It was a fantastic day for a walk in the hills above Gatehouse of Fleet, where the last year of good weather has stirred the embers of the local black grouse into a moment of relative prosperity. Whether or not this boost can be sustained by a second year of sunshine and warmth remains to be seen, but I’m certainly not complaining when reports of small packs of birds have been coming in from the huge extent of ground between Creetown and Laurieston. This is a real wild piece of countryside, and if it wasn’t for the stripes of commercial woodland, it would have been more or less unchanged by human hands for centuries.
The dog and I walked from Loch Fleet to Grobdale, stirring up red hinds from the heather and kicking grouse of both colours out from the waving torrents of white grass and flying bent. Whenever the wind relented for a second, larks catapulted themselves into the sky to sing, until an erroneous cloud of hail battered them back down to earth again.
There will be a great deal more to come on this promising corner of the Galloway Hills, if only because it seems to be producing black grouse with far more success than any other area of the county at the moment. While it is perhaps not a “core” of the local population such as you’d see on the Carrick border, large broods and a well-distributed mix of birds at different ages and stages makes for an encouraging picture.

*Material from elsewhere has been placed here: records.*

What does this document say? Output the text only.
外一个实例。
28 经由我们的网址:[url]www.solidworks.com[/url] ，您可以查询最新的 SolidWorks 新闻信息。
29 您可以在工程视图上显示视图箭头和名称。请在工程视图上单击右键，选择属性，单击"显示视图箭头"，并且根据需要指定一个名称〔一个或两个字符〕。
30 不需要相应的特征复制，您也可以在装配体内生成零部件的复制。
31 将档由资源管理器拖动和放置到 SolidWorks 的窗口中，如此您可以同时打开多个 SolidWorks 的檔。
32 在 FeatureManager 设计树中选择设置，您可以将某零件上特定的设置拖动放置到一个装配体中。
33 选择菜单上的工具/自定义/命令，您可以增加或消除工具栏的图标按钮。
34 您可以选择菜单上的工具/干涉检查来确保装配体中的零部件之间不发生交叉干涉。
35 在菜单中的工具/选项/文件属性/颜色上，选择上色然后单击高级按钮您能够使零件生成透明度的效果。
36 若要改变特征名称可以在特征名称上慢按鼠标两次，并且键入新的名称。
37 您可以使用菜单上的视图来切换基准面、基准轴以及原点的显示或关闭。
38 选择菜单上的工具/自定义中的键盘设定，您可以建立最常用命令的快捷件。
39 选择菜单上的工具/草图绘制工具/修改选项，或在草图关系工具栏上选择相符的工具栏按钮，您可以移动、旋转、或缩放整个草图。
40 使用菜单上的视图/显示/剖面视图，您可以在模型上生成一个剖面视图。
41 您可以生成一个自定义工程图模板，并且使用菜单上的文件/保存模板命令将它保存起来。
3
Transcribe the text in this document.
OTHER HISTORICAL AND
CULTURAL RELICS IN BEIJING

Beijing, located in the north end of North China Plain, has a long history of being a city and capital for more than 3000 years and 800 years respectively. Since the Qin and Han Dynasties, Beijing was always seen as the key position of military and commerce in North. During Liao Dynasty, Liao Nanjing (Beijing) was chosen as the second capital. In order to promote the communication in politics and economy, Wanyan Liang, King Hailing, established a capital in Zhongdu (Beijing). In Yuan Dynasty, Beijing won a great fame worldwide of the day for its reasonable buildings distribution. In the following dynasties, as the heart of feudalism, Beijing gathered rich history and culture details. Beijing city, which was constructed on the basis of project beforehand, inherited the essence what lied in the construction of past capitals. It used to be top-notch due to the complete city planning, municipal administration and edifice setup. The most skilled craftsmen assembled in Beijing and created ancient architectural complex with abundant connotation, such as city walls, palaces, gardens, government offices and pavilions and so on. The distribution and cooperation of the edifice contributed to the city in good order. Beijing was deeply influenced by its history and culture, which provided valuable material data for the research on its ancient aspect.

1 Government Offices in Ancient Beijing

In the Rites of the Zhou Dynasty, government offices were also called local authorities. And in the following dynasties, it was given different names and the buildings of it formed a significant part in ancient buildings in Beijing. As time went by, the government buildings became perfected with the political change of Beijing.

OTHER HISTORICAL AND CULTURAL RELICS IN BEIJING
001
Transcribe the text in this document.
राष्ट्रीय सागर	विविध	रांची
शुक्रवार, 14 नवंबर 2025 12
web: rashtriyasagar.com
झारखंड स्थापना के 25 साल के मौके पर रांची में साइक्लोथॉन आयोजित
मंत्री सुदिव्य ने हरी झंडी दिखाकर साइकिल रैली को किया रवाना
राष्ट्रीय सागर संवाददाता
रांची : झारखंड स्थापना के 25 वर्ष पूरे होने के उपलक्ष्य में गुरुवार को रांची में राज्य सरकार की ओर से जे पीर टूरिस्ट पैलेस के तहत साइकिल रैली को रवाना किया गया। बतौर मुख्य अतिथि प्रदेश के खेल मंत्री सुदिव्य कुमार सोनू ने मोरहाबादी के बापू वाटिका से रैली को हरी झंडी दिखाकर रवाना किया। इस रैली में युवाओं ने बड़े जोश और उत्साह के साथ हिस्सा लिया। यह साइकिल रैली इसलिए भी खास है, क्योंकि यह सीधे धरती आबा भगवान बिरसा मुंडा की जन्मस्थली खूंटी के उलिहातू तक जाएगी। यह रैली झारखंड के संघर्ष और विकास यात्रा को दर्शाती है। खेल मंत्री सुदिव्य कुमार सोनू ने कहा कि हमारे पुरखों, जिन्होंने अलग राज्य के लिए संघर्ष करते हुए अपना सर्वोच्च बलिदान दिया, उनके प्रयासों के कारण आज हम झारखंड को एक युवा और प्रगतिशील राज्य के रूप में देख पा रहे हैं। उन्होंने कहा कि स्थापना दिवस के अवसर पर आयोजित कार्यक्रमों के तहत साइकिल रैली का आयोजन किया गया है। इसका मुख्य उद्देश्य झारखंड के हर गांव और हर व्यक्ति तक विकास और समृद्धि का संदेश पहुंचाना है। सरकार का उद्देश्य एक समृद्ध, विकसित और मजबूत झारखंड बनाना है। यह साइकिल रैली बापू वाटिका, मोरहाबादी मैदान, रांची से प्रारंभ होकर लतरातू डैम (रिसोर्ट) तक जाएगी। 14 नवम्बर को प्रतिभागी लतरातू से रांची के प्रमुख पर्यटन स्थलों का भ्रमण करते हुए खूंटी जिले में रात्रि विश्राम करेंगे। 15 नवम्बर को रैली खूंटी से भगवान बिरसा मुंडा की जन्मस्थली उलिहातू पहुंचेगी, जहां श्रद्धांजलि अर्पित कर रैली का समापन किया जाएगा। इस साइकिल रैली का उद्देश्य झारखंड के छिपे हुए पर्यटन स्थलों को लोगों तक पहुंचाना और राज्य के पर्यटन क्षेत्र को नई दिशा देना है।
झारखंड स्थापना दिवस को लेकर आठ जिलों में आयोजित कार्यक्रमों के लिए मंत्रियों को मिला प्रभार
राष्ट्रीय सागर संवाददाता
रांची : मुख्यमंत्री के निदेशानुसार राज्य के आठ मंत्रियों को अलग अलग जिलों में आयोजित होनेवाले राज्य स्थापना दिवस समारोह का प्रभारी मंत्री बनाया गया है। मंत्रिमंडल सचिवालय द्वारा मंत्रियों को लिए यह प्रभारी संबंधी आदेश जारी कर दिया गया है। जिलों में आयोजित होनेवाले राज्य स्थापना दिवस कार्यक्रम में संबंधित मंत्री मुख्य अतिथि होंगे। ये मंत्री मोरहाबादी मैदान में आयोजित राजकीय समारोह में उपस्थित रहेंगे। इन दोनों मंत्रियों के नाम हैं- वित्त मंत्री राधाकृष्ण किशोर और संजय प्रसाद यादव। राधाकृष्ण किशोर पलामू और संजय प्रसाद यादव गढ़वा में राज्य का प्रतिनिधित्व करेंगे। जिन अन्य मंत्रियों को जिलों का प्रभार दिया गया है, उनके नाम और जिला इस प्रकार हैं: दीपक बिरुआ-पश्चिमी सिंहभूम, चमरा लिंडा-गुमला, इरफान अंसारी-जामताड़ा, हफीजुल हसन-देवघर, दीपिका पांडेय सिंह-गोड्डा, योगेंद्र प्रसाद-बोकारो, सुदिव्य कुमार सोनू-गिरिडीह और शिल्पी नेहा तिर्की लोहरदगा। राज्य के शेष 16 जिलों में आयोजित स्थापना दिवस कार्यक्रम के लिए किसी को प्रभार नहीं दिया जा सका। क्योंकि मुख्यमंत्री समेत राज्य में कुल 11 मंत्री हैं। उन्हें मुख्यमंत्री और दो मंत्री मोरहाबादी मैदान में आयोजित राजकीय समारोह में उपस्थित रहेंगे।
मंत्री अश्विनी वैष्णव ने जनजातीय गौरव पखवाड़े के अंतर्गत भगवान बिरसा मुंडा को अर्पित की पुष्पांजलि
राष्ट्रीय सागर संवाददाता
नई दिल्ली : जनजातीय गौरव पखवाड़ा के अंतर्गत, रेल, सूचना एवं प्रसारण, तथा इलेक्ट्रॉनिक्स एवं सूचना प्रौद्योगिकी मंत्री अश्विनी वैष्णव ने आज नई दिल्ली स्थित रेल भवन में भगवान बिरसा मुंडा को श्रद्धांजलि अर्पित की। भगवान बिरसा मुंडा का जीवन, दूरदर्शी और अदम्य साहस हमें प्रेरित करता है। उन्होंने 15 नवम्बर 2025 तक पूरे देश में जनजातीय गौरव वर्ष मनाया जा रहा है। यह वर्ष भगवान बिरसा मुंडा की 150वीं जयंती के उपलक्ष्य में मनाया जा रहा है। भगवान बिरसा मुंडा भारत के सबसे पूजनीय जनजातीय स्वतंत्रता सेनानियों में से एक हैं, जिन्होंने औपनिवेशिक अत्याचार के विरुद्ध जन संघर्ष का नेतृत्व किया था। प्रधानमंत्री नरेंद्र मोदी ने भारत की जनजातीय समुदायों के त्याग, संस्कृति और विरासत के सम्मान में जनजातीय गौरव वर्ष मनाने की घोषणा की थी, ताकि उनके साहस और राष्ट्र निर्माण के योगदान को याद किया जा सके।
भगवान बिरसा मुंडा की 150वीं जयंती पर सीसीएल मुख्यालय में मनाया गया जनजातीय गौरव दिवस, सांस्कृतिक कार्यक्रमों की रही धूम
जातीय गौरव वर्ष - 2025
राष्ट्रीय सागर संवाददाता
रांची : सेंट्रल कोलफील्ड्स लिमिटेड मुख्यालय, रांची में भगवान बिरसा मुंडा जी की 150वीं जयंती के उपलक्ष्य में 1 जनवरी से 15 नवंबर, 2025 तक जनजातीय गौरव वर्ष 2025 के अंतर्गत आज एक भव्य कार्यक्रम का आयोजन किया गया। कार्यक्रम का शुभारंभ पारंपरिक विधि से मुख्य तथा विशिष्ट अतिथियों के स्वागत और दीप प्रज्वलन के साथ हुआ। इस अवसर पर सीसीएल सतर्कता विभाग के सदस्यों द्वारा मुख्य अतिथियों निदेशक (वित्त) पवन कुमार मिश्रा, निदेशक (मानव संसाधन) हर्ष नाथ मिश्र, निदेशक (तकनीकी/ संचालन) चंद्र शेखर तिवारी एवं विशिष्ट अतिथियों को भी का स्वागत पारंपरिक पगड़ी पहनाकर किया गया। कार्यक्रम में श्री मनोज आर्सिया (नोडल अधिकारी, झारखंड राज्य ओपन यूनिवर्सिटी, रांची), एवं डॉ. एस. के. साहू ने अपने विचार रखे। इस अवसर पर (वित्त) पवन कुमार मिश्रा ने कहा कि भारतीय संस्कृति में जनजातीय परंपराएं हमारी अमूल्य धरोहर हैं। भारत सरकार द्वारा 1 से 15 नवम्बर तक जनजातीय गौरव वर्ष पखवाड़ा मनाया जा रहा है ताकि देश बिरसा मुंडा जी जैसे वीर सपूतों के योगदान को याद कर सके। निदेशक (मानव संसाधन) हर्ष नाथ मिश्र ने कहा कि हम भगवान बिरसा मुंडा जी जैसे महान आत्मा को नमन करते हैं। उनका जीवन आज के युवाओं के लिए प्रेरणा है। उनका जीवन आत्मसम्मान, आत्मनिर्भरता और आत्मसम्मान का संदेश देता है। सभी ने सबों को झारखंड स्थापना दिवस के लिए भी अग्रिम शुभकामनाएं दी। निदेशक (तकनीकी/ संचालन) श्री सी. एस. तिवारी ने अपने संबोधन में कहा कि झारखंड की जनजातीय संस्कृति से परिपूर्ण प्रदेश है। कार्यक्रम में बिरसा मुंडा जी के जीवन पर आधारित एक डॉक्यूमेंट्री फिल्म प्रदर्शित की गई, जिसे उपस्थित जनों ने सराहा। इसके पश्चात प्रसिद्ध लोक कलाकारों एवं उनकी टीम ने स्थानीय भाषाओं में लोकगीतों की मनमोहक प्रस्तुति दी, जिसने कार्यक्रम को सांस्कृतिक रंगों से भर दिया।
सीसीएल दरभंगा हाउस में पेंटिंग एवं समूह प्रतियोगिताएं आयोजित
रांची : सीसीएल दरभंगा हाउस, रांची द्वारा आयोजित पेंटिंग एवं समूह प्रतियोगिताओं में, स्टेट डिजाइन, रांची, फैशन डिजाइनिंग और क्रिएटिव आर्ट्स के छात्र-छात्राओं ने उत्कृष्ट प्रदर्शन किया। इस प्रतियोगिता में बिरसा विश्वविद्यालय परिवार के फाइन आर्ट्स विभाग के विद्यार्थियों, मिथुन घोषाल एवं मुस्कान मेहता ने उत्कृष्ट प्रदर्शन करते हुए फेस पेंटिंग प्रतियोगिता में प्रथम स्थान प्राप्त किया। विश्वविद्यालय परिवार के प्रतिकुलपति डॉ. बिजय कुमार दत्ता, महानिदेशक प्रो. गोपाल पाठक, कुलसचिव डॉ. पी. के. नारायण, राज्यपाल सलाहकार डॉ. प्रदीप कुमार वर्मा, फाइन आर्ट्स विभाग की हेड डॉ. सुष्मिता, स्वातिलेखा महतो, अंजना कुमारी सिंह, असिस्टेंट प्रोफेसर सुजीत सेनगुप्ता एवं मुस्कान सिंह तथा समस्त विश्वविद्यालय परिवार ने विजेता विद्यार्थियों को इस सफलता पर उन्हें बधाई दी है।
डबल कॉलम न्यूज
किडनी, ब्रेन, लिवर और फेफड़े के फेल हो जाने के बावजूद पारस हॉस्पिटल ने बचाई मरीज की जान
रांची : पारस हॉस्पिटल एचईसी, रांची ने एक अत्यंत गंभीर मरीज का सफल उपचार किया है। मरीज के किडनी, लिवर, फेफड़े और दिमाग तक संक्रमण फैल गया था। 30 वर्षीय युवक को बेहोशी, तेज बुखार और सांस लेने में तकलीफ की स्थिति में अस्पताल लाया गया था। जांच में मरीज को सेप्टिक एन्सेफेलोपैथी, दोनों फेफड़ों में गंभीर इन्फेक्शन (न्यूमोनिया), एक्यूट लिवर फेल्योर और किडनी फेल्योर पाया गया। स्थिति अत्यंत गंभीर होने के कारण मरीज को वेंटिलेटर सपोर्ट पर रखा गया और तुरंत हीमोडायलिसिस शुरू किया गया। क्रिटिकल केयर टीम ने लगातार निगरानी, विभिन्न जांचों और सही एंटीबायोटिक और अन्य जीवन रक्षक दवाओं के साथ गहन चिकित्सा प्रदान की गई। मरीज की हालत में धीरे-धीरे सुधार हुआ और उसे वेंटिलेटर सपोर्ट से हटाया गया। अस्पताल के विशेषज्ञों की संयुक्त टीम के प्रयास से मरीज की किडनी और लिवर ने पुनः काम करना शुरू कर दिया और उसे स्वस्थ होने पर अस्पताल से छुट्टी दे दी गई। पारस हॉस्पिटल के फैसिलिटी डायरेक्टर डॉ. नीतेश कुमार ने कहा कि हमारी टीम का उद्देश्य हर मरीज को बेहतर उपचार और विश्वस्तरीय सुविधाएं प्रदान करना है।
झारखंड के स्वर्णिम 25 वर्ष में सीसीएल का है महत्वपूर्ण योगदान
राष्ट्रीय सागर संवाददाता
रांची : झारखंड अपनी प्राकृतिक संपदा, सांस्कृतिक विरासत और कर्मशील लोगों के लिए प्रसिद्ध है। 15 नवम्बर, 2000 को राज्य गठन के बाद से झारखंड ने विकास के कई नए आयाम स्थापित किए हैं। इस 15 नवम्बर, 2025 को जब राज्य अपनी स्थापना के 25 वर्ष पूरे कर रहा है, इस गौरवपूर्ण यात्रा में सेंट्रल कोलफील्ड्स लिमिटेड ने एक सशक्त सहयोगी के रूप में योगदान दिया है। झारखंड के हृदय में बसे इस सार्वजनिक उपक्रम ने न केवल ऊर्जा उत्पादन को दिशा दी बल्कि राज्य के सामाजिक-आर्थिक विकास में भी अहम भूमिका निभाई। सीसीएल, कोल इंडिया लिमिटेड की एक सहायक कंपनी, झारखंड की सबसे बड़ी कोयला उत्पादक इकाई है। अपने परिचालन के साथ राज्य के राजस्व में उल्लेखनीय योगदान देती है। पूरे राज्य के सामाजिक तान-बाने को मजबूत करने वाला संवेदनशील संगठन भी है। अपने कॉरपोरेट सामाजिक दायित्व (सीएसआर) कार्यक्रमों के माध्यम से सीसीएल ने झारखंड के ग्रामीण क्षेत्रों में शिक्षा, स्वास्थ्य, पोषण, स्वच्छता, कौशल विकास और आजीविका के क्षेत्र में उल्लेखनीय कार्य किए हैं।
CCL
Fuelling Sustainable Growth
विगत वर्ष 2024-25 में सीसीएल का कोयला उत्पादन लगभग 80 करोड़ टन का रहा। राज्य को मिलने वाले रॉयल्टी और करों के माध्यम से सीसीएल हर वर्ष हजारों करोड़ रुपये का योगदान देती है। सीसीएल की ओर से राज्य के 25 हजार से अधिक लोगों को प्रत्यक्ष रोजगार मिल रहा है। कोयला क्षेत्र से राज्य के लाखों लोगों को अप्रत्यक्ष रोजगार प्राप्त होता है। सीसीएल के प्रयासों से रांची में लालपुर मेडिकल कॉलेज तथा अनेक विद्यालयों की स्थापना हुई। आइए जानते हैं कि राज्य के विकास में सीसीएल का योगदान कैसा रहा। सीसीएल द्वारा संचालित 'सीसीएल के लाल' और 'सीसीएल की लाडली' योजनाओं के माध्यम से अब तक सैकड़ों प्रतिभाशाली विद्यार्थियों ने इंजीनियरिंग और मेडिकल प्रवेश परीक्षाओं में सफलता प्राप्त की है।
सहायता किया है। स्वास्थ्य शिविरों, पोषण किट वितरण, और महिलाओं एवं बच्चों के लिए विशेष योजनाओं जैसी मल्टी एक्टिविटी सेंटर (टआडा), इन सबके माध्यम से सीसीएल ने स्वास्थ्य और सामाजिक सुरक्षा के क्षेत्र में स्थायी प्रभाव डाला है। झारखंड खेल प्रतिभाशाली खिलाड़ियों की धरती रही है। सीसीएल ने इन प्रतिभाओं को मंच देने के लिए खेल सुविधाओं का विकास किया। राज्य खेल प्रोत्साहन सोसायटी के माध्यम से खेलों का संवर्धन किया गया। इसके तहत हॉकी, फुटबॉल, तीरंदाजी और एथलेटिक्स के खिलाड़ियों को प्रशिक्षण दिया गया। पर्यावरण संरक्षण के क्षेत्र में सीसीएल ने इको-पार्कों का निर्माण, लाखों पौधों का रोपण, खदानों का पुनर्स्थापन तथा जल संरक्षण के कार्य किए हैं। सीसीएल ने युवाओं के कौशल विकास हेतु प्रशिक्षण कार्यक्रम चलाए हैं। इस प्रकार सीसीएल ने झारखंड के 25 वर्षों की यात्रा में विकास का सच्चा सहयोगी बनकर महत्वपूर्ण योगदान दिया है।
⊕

I’m keen to work out why this is in an attempt to transplant its success into my home in the east of the county, but yet again there is no questioning the extraordinary value of a good summer, which grows black grouse chicks as surely as it would grow a nettle.
Today was something like a reconnaissance for April when I will be out after the leks, but in a bright February sun, it was a joy to be loose in the high blue hills of home.